Overall, our anesthesiology faculties are 1) under pressure to train some of the best medical school graduates going into anesthesiology at half the cost of supervising nurse anesthetists and 2) suffering from diminishing numbers of training sites and yearly graduates. During this same time, nurse anesthesia programs have expanded and doubled their yearly graduate numbers.

So, what might be the AANA’s real strategy? From where I sit, it might be an attempt to kick us when we’re vulnerable by hurting our academic programs while alleging that they’re in trouble as well.

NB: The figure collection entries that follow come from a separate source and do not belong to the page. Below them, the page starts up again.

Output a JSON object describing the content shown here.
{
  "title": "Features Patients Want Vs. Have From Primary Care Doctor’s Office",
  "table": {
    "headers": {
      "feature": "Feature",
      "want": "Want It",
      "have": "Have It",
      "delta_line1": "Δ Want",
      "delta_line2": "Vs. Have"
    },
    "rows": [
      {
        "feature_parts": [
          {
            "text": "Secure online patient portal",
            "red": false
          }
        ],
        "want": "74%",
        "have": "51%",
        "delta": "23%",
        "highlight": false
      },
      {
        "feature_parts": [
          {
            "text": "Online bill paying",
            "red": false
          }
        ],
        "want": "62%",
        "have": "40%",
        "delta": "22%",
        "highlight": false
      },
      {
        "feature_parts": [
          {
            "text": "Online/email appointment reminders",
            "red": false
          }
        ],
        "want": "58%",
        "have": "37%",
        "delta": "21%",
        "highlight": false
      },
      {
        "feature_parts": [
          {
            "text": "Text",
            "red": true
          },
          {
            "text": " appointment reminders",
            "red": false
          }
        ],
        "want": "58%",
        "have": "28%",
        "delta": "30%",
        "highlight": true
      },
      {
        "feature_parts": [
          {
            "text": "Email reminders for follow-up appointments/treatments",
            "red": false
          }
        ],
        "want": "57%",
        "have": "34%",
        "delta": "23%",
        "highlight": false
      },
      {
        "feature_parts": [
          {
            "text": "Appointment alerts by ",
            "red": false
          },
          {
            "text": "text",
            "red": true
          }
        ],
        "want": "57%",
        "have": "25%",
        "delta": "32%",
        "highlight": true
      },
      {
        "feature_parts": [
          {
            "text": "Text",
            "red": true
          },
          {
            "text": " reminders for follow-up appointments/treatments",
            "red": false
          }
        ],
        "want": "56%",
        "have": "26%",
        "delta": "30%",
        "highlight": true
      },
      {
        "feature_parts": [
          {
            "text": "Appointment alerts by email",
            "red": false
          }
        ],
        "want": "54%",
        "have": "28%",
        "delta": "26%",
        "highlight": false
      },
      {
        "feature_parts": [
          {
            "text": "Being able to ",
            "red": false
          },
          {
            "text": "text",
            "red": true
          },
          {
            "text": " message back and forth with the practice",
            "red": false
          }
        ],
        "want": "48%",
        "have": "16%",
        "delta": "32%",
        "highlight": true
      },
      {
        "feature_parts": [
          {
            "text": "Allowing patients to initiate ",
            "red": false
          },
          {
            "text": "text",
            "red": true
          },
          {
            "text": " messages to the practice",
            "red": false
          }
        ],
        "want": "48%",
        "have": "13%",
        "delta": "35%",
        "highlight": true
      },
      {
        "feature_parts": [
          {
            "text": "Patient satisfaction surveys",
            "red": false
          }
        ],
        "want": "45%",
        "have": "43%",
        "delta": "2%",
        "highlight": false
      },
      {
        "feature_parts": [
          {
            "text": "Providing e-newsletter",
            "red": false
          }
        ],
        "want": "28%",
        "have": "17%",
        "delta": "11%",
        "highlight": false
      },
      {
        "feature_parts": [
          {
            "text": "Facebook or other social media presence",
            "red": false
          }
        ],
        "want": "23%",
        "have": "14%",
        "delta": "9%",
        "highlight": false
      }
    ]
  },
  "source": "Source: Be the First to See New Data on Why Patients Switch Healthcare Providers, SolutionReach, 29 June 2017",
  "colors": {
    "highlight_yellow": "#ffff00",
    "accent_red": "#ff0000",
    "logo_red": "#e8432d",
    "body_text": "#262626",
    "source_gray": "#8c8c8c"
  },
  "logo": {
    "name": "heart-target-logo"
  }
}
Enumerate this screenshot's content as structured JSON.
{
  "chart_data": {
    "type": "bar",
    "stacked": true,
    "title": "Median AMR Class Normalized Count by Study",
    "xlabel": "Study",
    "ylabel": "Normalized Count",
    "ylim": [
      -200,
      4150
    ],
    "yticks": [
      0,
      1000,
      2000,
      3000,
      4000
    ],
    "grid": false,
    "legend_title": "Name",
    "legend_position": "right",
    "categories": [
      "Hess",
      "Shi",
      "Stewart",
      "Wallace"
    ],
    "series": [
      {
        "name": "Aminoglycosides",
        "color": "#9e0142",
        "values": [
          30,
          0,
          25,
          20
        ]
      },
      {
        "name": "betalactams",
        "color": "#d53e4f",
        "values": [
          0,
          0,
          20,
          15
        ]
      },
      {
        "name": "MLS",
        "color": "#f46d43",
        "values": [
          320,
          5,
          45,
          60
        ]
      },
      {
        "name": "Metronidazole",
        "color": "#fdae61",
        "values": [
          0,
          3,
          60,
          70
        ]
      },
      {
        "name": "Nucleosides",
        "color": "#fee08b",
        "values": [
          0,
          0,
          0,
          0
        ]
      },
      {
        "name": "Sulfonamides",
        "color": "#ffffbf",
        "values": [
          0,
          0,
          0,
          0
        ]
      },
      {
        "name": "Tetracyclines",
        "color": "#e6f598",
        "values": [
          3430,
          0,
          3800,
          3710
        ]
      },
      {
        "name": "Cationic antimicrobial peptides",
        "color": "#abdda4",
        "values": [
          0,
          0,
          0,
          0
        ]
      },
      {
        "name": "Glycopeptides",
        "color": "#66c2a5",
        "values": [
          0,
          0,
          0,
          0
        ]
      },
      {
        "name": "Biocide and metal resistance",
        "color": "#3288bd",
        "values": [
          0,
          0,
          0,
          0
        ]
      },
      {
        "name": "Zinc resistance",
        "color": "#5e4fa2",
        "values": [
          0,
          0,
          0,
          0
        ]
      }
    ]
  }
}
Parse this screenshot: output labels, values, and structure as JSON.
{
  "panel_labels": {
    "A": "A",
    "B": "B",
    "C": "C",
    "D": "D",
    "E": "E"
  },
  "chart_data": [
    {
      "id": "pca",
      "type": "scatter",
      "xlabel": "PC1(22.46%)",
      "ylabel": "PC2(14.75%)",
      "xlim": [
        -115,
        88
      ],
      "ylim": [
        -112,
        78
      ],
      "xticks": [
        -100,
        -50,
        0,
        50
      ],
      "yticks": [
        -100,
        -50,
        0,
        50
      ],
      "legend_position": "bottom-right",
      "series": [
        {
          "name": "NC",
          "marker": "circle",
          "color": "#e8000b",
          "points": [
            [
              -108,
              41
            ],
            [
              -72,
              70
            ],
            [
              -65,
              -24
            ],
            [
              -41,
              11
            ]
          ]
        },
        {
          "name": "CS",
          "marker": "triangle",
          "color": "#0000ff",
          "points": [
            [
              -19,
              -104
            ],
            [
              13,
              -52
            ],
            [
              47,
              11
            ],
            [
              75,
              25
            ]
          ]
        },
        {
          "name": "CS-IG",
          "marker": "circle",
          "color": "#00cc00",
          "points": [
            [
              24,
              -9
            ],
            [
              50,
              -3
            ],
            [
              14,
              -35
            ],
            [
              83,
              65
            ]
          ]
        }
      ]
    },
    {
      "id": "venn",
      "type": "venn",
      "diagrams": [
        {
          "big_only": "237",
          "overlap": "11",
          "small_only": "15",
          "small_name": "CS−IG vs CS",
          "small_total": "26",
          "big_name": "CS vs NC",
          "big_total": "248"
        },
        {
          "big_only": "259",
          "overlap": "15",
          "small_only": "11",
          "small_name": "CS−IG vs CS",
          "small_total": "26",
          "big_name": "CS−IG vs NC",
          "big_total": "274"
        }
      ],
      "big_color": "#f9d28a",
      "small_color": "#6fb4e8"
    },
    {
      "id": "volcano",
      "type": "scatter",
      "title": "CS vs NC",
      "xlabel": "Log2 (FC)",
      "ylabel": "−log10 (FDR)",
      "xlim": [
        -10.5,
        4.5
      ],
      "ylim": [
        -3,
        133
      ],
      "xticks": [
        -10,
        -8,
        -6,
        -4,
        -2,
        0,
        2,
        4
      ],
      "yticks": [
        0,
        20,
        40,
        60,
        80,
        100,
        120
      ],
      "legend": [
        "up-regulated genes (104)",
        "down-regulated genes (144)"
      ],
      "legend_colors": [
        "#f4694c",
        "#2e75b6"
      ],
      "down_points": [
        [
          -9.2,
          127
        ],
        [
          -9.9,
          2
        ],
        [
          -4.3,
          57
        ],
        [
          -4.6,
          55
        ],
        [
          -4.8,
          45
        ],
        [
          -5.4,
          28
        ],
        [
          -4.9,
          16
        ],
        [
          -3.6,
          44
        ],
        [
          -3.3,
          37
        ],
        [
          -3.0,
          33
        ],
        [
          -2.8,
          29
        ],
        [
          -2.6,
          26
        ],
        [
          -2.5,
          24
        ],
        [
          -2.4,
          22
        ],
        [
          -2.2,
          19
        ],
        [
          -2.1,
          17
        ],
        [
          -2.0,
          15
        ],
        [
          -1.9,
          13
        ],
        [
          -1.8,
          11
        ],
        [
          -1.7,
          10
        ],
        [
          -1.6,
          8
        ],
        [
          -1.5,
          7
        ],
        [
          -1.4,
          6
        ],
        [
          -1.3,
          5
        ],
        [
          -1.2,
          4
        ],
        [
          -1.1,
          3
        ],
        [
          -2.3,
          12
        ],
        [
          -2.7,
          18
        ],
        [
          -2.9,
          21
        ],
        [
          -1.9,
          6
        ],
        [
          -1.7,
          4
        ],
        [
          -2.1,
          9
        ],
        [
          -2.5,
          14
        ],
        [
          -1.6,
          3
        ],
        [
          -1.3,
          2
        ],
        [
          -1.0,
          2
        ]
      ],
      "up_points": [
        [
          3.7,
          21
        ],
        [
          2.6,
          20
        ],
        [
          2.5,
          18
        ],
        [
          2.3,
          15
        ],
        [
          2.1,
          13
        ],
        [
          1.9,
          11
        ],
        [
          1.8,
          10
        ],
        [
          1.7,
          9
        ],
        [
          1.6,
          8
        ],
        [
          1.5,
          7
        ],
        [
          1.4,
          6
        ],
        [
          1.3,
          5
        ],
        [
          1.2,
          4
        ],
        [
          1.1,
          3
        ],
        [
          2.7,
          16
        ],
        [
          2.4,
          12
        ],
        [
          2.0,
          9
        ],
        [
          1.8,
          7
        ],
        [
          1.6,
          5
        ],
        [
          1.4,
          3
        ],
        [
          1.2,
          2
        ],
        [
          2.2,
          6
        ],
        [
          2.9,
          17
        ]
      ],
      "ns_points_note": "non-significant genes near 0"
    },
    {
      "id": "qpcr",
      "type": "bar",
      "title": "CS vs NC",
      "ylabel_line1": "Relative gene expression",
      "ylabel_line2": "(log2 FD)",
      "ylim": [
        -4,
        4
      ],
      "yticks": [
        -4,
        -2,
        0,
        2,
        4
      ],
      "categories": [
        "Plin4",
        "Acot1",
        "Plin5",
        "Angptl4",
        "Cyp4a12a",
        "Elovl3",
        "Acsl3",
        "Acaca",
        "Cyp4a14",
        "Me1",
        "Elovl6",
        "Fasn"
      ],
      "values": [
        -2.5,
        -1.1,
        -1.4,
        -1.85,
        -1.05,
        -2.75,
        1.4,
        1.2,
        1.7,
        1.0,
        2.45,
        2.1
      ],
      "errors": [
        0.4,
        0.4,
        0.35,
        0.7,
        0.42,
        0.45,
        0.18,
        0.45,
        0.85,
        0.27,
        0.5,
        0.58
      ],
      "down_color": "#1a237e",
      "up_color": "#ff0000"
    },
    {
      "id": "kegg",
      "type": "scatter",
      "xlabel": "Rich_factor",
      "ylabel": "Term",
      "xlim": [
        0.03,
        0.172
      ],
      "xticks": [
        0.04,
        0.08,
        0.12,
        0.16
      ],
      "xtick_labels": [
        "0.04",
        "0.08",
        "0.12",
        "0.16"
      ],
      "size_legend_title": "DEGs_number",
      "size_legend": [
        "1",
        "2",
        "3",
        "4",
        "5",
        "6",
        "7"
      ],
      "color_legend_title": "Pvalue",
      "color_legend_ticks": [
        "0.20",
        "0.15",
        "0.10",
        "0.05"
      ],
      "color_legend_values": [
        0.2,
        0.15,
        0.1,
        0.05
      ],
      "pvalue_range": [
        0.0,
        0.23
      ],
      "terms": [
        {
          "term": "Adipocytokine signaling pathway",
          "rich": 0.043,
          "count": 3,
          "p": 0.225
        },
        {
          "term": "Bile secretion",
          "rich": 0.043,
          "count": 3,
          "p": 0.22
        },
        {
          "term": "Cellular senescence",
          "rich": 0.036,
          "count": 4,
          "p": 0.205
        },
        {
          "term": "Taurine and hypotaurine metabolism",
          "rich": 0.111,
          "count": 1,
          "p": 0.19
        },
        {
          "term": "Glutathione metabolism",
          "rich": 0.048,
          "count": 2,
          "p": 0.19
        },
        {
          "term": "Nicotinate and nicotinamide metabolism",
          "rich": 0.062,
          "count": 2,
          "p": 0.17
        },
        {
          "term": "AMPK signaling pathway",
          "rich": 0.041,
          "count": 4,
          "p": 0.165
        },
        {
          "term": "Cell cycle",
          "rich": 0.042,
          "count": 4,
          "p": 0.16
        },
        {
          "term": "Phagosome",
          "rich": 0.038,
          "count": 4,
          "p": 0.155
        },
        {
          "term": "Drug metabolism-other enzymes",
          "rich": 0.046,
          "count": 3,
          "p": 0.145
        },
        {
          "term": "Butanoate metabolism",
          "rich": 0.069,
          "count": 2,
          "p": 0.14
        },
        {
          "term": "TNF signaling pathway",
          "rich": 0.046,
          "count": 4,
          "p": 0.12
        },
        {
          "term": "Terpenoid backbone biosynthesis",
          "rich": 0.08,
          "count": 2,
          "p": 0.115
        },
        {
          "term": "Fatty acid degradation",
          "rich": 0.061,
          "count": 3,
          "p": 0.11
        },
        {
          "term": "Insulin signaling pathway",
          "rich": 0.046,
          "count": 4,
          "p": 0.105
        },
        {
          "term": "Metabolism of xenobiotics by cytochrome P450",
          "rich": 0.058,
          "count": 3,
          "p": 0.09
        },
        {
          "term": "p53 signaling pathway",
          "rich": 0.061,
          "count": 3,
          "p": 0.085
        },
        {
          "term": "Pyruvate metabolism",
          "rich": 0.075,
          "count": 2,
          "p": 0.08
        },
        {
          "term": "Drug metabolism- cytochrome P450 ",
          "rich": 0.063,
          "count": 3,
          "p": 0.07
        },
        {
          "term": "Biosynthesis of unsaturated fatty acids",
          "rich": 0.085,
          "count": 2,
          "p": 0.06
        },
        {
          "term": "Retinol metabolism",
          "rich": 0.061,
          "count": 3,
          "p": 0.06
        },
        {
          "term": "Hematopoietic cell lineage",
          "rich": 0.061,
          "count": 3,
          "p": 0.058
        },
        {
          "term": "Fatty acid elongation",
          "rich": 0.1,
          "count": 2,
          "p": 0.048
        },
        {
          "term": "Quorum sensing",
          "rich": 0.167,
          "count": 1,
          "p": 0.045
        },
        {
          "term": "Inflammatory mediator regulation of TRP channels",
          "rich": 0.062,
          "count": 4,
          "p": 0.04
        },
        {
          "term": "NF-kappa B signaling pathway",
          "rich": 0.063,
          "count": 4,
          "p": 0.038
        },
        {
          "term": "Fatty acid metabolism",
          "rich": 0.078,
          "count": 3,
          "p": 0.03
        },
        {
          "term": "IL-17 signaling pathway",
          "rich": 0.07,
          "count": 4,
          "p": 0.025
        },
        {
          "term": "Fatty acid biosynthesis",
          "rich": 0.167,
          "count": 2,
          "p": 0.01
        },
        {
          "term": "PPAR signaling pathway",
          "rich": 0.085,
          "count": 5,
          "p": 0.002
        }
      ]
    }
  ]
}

I also believe that by lumping doctor training with nurse training, they subliminally try to elevate their education to that of a physician, purposefully trying to mislead the public through the legislative process. Finally, they use these legislative issues as a smoke screen to secure windfall profits largely for their hospital employers and independent practice nurses. In short, this stinks!


Reference:
1. Purcell F. AANA NewsBulletin. 2006; 60(12): 22-23.